The informativeness of the gradient revisited
This work addresses a theoretical bottleneck in understanding gradient-based optimization for researchers in machine learning theory, though it is incremental as it builds on existing variance frameworks.
The paper tackles the problem of limited informativeness in gradients for deep learning by deriving a general bound on gradient variance in terms of target function class independence and input distribution entropy, showing it scales as O(ε + e^{-E_c/2}). It applies this bound to Learning with Errors mappings and high-frequency functions, with experiments analyzing deep learning attacks on LWE.

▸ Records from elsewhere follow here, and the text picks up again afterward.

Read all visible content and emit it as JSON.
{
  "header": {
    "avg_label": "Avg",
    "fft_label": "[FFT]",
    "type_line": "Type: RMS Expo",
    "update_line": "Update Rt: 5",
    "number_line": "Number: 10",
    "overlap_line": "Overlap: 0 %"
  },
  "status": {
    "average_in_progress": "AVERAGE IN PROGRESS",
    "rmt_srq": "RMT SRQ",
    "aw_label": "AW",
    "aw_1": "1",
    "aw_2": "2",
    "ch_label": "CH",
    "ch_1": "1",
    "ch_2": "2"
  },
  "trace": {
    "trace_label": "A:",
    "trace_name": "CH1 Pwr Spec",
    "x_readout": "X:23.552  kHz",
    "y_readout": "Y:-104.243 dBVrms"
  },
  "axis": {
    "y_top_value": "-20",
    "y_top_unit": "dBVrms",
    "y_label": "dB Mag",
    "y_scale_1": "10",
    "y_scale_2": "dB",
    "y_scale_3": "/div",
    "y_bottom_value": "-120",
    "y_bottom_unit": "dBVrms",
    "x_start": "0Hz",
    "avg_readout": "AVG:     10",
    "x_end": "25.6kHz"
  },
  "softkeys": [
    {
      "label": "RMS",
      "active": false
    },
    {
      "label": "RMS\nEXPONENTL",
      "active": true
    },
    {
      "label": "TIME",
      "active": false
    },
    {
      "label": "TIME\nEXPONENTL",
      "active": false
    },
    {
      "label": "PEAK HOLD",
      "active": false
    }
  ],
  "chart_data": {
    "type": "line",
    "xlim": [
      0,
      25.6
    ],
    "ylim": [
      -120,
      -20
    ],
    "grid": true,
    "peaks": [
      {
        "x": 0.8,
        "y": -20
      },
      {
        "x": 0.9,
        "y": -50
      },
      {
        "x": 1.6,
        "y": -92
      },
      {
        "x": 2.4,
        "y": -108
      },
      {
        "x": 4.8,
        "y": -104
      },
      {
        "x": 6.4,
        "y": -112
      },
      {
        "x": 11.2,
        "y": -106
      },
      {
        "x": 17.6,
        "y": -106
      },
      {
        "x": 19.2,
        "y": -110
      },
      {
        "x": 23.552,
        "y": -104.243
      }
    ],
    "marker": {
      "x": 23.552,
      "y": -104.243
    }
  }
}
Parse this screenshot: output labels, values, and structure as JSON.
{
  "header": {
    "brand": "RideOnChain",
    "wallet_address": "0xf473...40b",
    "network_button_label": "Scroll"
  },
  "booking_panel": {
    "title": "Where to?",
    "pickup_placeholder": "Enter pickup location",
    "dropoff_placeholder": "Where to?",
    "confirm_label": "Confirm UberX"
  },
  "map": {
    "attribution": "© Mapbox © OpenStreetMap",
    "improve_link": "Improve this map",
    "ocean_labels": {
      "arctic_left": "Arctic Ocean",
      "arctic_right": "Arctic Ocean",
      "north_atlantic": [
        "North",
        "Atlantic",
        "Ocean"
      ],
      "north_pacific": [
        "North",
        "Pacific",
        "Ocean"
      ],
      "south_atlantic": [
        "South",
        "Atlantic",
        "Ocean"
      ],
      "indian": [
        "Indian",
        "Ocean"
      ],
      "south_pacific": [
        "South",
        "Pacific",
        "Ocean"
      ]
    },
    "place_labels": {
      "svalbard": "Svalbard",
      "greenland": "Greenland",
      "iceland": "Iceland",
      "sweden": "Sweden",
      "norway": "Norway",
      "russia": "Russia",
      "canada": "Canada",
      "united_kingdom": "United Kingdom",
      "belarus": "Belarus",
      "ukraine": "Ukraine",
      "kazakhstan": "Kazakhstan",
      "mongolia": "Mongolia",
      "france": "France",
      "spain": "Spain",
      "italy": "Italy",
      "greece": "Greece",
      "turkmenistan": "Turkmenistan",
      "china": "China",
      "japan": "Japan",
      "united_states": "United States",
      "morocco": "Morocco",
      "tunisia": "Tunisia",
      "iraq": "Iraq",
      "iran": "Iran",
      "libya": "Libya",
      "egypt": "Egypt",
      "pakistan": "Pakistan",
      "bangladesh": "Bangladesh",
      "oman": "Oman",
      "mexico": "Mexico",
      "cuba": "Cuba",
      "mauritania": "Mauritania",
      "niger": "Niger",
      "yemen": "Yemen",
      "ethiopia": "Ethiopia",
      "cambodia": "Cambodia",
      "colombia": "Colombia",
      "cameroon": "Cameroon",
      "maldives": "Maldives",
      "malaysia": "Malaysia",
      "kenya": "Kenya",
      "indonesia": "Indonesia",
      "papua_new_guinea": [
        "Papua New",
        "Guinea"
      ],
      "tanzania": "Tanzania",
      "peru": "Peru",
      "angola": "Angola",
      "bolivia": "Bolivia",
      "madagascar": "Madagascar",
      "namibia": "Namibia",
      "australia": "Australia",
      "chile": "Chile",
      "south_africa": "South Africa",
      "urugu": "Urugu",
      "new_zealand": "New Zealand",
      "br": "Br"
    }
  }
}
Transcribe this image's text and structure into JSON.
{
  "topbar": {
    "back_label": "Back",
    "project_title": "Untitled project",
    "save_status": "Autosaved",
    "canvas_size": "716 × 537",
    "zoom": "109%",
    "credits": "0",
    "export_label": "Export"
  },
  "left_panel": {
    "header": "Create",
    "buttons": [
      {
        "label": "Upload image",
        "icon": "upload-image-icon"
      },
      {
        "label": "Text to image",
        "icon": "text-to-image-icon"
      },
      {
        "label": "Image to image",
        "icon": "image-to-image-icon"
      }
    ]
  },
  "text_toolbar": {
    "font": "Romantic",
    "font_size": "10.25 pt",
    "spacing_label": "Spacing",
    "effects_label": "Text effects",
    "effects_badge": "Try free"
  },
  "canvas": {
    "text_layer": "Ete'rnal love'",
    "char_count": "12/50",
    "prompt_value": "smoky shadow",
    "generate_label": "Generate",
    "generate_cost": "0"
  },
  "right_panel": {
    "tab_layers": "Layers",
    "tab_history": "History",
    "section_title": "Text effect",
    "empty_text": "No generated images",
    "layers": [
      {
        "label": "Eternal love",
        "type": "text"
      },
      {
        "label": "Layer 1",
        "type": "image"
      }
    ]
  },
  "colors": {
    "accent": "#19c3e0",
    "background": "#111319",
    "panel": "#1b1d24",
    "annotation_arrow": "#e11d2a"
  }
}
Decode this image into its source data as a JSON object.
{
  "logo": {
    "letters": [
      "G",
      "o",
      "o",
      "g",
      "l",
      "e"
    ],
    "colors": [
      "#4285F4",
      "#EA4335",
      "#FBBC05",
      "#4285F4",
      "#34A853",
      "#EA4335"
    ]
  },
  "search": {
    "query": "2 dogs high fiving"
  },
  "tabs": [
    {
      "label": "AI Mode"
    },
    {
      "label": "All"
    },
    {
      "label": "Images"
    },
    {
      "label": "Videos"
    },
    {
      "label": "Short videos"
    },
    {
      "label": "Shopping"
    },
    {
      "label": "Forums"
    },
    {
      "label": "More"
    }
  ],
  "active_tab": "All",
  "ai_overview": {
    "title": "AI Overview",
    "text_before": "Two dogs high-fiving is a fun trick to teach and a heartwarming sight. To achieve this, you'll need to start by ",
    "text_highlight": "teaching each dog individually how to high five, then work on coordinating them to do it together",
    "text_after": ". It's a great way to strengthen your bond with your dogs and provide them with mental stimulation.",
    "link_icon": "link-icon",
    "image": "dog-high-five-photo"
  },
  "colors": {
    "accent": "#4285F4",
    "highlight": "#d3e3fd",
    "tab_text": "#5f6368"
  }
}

In the past decade gradient-based deep learning has revolutionized several applications. However, this rapid advancement has highlighted the need for a deeper theoretical understanding of its limitations. Research has shown that, in many practical learning tasks, the information contained in the gradient is so minimal that gradient-based methods require an exceedingly large number of iterations to achieve success. The informativeness of the gradient is typically measured by its variance with respect to the random selection of a target function from a hypothesis class. We use this framework and give a general bound on the variance in terms of a parameter related to the pairwise independence of the target function class and the collision entropy of the input distribution. Our bound scales as $ \tilde{\mathcal{O}}(\varepsilon+e^{-\frac{1}{2}\mathcal{E}_c}) $, where $ \tilde{\mathcal{O}} $ hides factors related to the regularity of the learning model and the loss function, $ \varepsilon $ measures the pairwise independence of the target function class and $\mathcal{E}_c$ is the collision entropy of the input distribution. To demonstrate the practical utility of our bound, we apply it to the class of Learning with Errors (LWE) mappings and high-frequency functions. In addition to the theoretical analysis, we present experiments to understand better the nature of recent deep learning-based attacks on LWE.